К вам обращаюсь, дамы и господа
Шрифт:
Теперь улицы нашего города превратились в улицы смерти, небо стало небом смерти, и смерть пела свою извечную погребальную песнь голосами священников и детей из церковного хора.
Дядю Арутюна сопровождала к могиле величаво-торжественная церковная музыка и проникновенные молитвы священников. Эта духовная музыка то превращалась в приглушённый шум, то разрасталась в зачин гимнов, исполняемых антифоном.
Детей не взяли на кладбище. Мы пошли домой после отпевания в церкви. Я впервые видел смерть и стал размышлять над её таинством и величием. Я был глубоко встревожен. По дороге из церкви домой я задал своему брату Онику, который был на два с половиной года старше меня, множество вопросов о смерти.
— Что ты! — воскликнул я в ужасе. — Ты хочешь сказать, и папа и мама умрут, и мы с тобой тоже?
— Да, — ответил он. — Отец, мать, ты и я — все мы когда-нибудь умрём.
Кончилось детство, полное невинности и счастья. Я не умел философски подойти к смерти и потому не находил утешения, пытаясь постичь её беспредельное таинство.
Неведомый дотоле загадочный мир явился моему детскому разуму, и он заблудился в пространстве вечного одиночества. Трагический конец, на который все мы были обречены, как утверждал мой брат, означал, что ни моя мать, ни отец, никто-никто не сможет оградить меня от смерти, что мы разлучимся и встретим смерть беспомощными и одинокими.
Но что бы ни говорил мой брат Оник, я не мог представить себя мёртвым, как дядя Арутюн. Другие, может, и умрут, но не я.
— Я-то никогда не умру, — заявил я.
— Тебе кажется, что не умрёшь, — насмешливо заметил мой брат. — Ты просто закроешь глаза и умрёшь, как и все мы.
— А я не закрою глаза! — негодующе возразил я. — И всегда буду держать их открытыми. Я никогда не закрою глаза, никогда, что бы ни случилось, каким бы больным я ни был. Скажи, пожалуйста, как я могу умереть, если глаза у меня будут всегда открыты?
Мне казалось, я открыл тайну бессмертия.
Глава вторая
ПОЗОР СТРАСТНОГО ЧЕТВЕРГА
Пасха в Трапезунде! Какой это был праздник! Школы закрыты на две недели, на лицах людей, готовящихся праздновать воскресение Христово, — доброта и блаженство. Страстная Неделя была самой оживлённой неделей года.

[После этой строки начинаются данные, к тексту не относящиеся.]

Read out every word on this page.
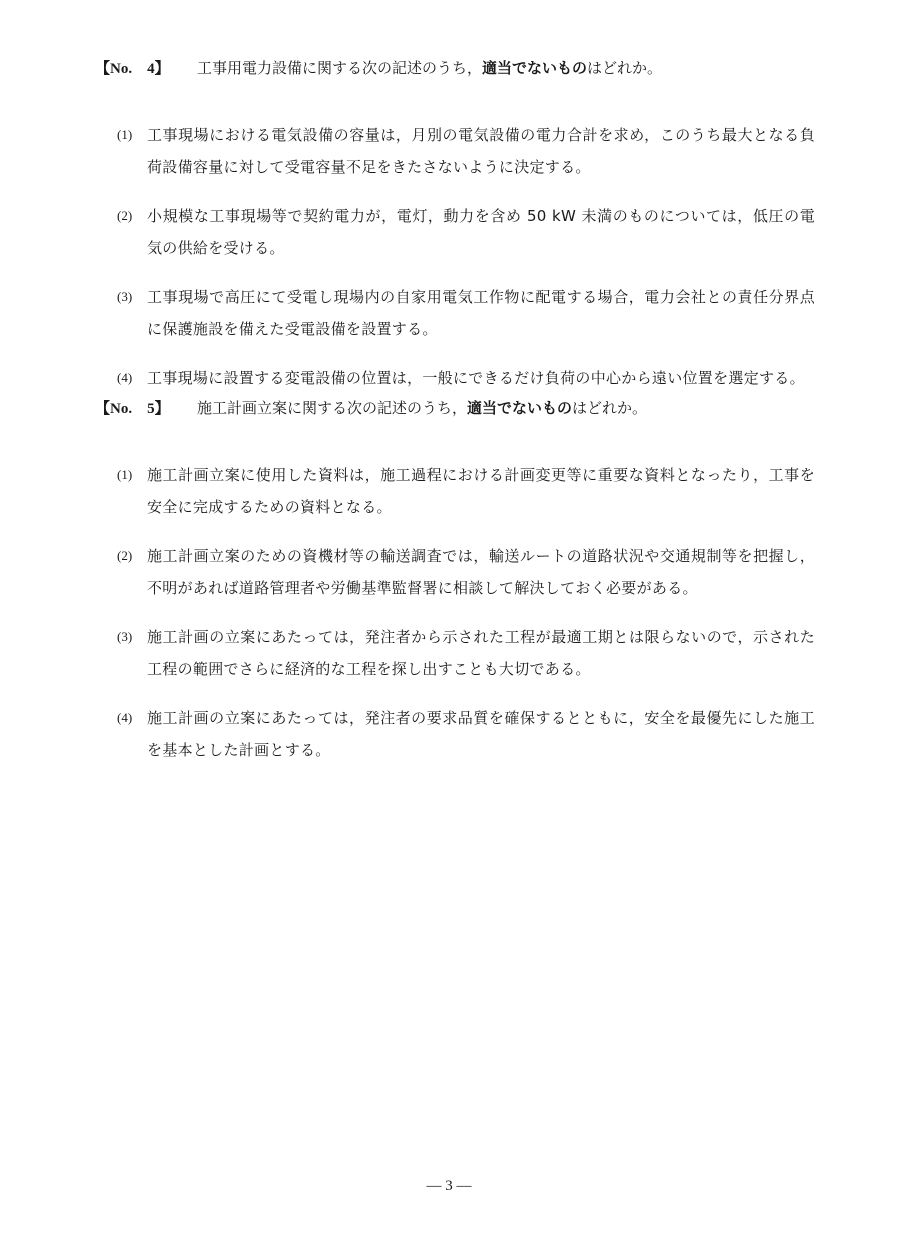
【No.    4】	工事用電力設備に関する次の記述のうち，適当でないものはどれか。
(1) 工事現場における電気設備の容量は，月別の電気設備の電力合計を求め，このうち最大となる負荷設備容量に対して受電容量不足をきたさないように決定する。
(2) 小規模な工事現場等で契約電力が，電灯，動力を含め 50 kW 未満のものについては，低圧の電気の供給を受ける。
(3) 工事現場で高圧にて受電し現場内の自家用電気工作物に配電する場合，電力会社との責任分界点に保護施設を備えた受電設備を設置する。
(4) 工事現場に設置する変電設備の位置は，一般にできるだけ負荷の中心から遠い位置を選定する。
【No.    5】	施工計画立案に関する次の記述のうち，適当でないものはどれか。
(1) 施工計画立案に使用した資料は，施工過程における計画変更等に重要な資料となったり，工事を安全に完成するための資料となる。
(2) 施工計画立案のための資機材等の輸送調査では，輸送ルートの道路状況や交通規制等を把握し，不明があれば道路管理者や労働基準監督署に相談して解決しておく必要がある。
(3) 施工計画の立案にあたっては，発注者から示された工程が最適工期とは限らないので，示された工程の範囲でさらに経済的な工程を探し出すことも大切である。
(4) 施工計画の立案にあたっては，発注者の要求品質を確保するとともに，安全を最優先にした施工を基本とした計画とする。
— 3 —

К тому времени я уже пел в церковном хоре. Мне поручили самый завидный, но и трудный отрывок из Книги Даниила, который я должен был прочитать в ночь на великую субботу. К тому же я был одним из двенадцати мальчиков, чьи ноги наш архиерей собирался омыть в страстной четверг.
«Сам архиерей будет мыть тебе ноги! — говорили мне со всех сторон. — Позаботься же, чтобы они у тебя были чистыми».
Утром в страстной четверг мы отправились в баню. Брат и я несли два узла с полотенцами, серебряным ковшом, сандалетами, отделанными перламутром, и прочими банными принадлежностями. Мы всегда ходили в Гяур-Амами — баню для неверных, которая раньше была византийской церковью. Когда могущественный султан-поэт Мухаммед II спустя восемь лет после покорения Константинополя завоевал Трапезунд, он приказал превратить во славу аллаха самые красивые христианские церкви в мечети и общественные бани. В бане Гяур-Амами мылись и христиане и турки, но в разные дни. Женщины и дети купались днём, а мужчины — вечером. Баня находилась в лабиринте узких средневековых улочек с садовыми изгородями, увитыми красными и белыми розами. Маленькие ворота вели к дровяному дворику. Здесь же в подвальном этаже была огромная топка, при виде которой мне невольно приходила в голову мысль о геенне огненной. Громадные котлы днём и ночью поддерживались раскалёнными добела. Пересекая этот дровяной двор, мы входили в прохладный наружный зал бани, отведённый под раздевалку. Заведовала баней интересная, темпераментная турчанка с молочно-белым лицом. Она сидела, поджав ноги, с сигаретой в зубах у двери на помосте, обнесённом перилами, среди ковров и подушек, и вполне сошла бы за главную жену султанского гарема.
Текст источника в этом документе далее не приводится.